The chemical linked to the clogged arteries that characterize atherosclerosis is called trimethylamine, or TMA. It is produced during metabolism when some intestinal microbes – generally the bacteria considered unhelpful to humans – interact with certain nutrients from food. Among those nutrients is L-carnitine, a chemical compound found in meat and fish that is also used as a nutritional supplement to improve recovery after exercise.
Krzycki and his colleagues discovered that E. limosum interacts with L-carnitine in a different way in the gut, and that interaction eliminates L-carnitine’s role in production of TMA (other nutrients also participate in TMA production in the gut).

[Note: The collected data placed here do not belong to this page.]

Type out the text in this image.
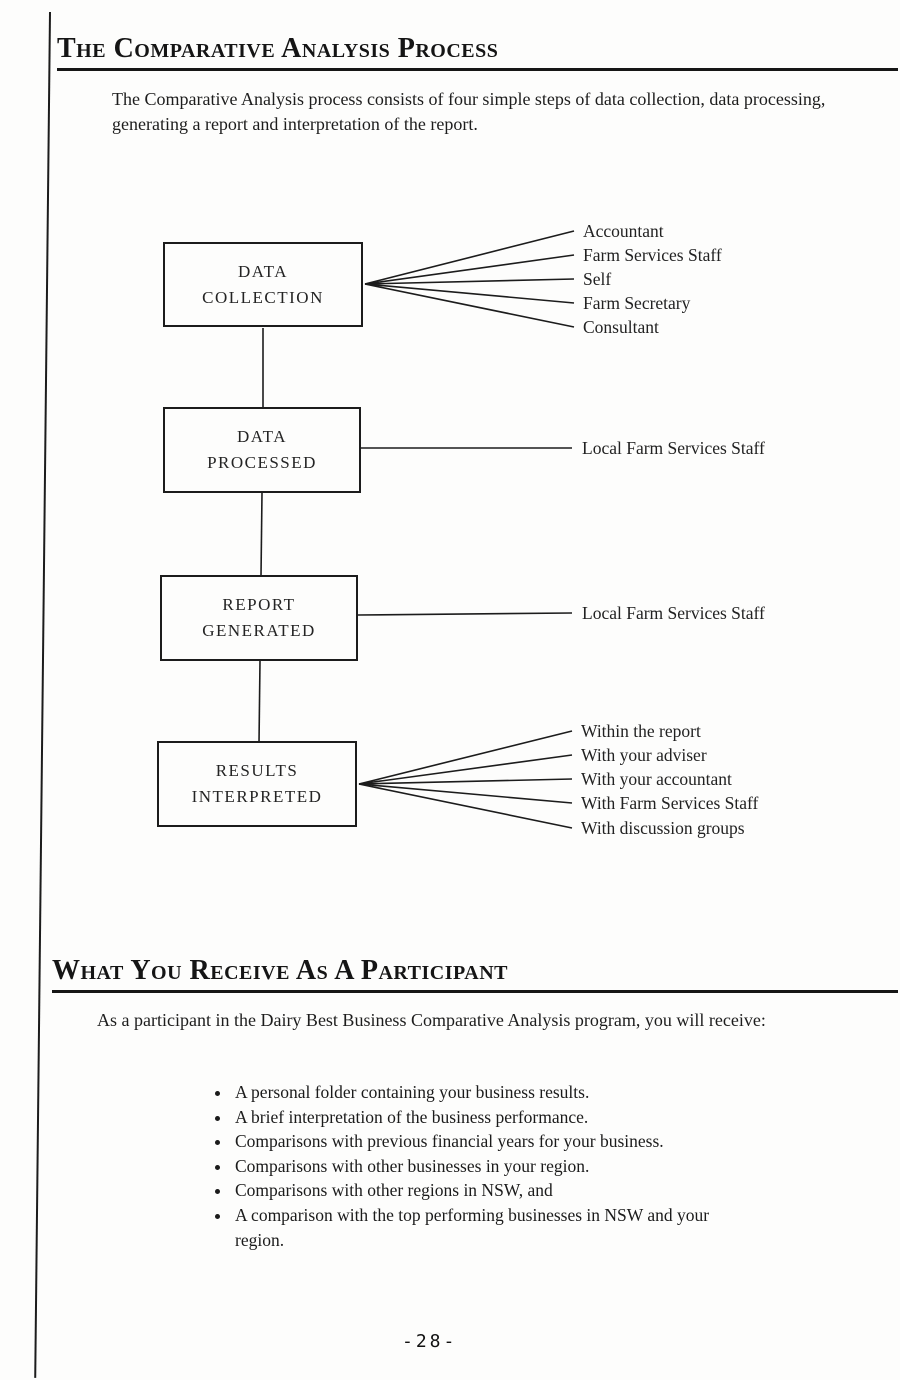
The Comparative Analysis Process
The Comparative Analysis process consists of four simple steps of data collection, data processing, generating a report and interpretation of the report.
DATA COLLECTION
DATA PROCESSED
REPORT GENERATED
RESULTS INTERPRETED
Accountant
Farm Services Staff
Self
Farm Secretary
Consultant
Local Farm Services Staff
Local Farm Services Staff
Within the report
With your adviser
With your accountant
With Farm Services Staff
With discussion groups
What You Receive As A Participant
As a participant in the Dairy Best Business Comparative Analysis program, you will receive:
• A personal folder containing your business results.
• A brief interpretation of the business performance.
• Comparisons with previous financial years for your business.
• Comparisons with other businesses in your region.
• Comparisons with other regions in NSW, and
• A comparison with the top performing businesses in NSW and your region.
-28-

The researchers attribute the bacteria’s beneficial behavior to a protein called MtcB, an enzyme that cuts specific molecules off of compounds to help bacteria generate energy and survive. The process is called demethylation, and involves the removal of one methyl group – a carbon atom surrounded by three hydrogen atoms – to change a compound’s structure or function.
“The bacterium does this for its own benefit, but it has the downstream effect of reducing the toxicity of TMA,” Krzycki said. “Up until now, the only known gut microbial reactions with L-carnitine involved converting it into its bad form. We’ve discovered that a bacterium known to be beneficial could remove a methyl group and send the resulting product down another pathway without making any other harmful compounds in the process.”

In these interactions, L-carnitine functions as a growth substrate – a compound consumed so the organism can live and grow, and also a target for enzyme activity. In the study, the researchers fed E. limosum cultures an assortment of potential substrates, including L-carnitine. Only when offered L-carnitine did the microbe synthesize the MtcB protein specifically to lop off L-carnitine’s methyl group – in essence, MtcB is part of the bacteria’s natural way to consume the nutrient.
Krzycki said finding this one significant health benefit in one species of gut bacteria suggests there is still a lot to learn about how gut bacteria can influence health outcomes associated with human metabolism.
“MtcB is part of a family of proteins with thousands of representatives that may use different compounds and change what nutrients bacteria consume in the gut,” he said. “These proteins may behave very similarly chemically, but using different compounds obviously can create big changes as far as biology goes.”
This work was supported by grants from the National Institutes of Health.
The first author was Duncan Kountz, an undergraduate researcher in Krzycki’s lab who is now a graduate student at Harvard. Additional Ohio State co-authors were Edward Behrman and Liwen Zhang.